Евгений Водолазкин: «Жизнь и телевизор заполонили люди, толком ничего не умеющие»

Лавр — имя человека и название книги. Евгений Водолазкин написал роман о жизни в ХV веке, в центре которого небывалый и неожиданный главный герой — гениальный целитель, юродивый, пилигрим, праведник — и человек сомневающийся. Автор, доктор филологии, ученик Лихачева, всю жизнь работает в Пушкинском Доме. Критики называют его русским Эко, но сравнение поверхностно, неточно. Номинант «Большой книги»- 2013 «Лавр» — действительно большая книга, роман — поступок, этический жест. На каких корнях он возник — обсуждаем с автором.

— Вы фактически написали житие. Чтобы это сделать, личное поведение надо было как-то выстраивать?

— Но я не обладаю теми качествами, которые описывал! Это судьба любого агиографа: вначале он говорит: «Я-то не достоин описывать, но, поскольку без меня это уйдет в небытие, все-таки лучше опишу»… Мы с этим текстом делали друг друга: я его писал, он, насколько это возможно, исправлял меня.
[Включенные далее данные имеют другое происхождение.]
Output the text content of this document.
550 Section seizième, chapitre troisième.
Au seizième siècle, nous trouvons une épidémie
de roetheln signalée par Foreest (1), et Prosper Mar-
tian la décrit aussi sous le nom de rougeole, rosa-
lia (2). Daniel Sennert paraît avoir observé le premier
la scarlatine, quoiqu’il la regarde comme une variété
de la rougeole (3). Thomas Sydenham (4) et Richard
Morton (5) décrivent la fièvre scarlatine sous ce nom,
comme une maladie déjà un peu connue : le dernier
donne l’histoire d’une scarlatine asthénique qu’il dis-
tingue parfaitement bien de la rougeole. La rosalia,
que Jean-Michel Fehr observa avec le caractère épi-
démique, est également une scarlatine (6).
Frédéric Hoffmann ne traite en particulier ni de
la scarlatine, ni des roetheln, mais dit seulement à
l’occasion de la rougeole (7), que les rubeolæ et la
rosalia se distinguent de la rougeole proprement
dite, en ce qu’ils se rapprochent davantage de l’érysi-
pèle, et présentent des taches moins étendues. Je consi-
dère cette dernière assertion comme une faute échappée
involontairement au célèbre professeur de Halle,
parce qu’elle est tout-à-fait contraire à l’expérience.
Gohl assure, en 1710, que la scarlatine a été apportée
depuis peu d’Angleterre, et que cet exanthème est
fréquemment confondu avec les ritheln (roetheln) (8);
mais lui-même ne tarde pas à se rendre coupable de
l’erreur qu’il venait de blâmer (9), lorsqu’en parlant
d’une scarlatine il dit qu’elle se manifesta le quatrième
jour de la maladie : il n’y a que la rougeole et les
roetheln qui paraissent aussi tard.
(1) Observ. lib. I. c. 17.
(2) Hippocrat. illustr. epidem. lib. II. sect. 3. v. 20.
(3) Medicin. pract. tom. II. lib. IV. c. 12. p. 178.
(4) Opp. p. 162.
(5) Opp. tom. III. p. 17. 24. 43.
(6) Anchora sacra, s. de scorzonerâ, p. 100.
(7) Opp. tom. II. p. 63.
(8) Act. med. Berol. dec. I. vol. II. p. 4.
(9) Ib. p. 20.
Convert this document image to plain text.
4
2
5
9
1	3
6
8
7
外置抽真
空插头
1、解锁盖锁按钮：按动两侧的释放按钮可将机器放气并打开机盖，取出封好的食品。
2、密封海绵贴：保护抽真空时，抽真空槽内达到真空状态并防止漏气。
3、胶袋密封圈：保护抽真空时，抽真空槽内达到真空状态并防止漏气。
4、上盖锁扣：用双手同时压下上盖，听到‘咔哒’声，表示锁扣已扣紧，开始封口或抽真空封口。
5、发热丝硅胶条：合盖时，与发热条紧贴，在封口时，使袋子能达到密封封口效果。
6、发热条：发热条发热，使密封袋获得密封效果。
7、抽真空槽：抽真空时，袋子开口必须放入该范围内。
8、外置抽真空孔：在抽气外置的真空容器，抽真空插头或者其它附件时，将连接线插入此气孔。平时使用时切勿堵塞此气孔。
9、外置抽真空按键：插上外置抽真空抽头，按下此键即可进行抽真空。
Его влияние на меня было очень большим; когда описываешь человека с бесспорными достоинствами, немножко приближаешься к нему и сам.

— Но, похоже, что у читателей давно вызрела потребность в таком герое, — как думаете, в связи с чем?

— Да потому, что многих, как и меня, раздражает сегодняшний культ успеха, причем понятого не только в финансовом отношении, но и в смысле принадлежности к определенному кругу. Жизнь и телевизор заполонили люди, толком ничего не умеющие, профессиональные тусовщики, которые принялись утверждать новые законы бытия, конвертировать свою бездарность в новый стиль жизни. Я живой человек, не ханжа и вовсе не принадлежу к тем, кто кого-то склонен мрачно осуждать из кельи. Но я устал от постоянного трёпа на эти темы, от навязываемых стереотипов. Почему люди стремятся на Рублевку, где страшно неудобно, куда невозможно добраться? Там пахнет успехом! Но там же, как в сказке Андерсена, все двери помечены меловыми крестами, не понятно, куда идти. И в какой-то момент я подумал: если это достает меня, как же это может доставать людей, видевших на своем веку нечто иное? И нашел героя в том времени, где всерьез обсуждали, зачем живут.

— Значит, по импульсу это протестный текст?

— Ну я бы сказал: протест в форме утверждения. Утверждение выше протеста. Надо вообще поменьше прибегать к деструктивным методам. Просто потому, что, активно разрушая нечто, ты разрушаешь в том числе и себя. Не нравится чужая конструкция — создай рядом свою.

— Понимаю глупость вопроса, и все же: есть ли у героя прототип?

— У него много прототипов. В этом романе, как ни странно, очень мало выдуманного. Там использовано несколько десятков житий, и это абсолютно реальные люди. Бахтин называл такой тип житий кризисными: начинается с падения, и дальше человек движется из абсолютного низа к верху. При этом страдает ужасно от своего несовершенства: чем выше поднимается, тем глубина греха, в котором он погряз, для него очевиднее.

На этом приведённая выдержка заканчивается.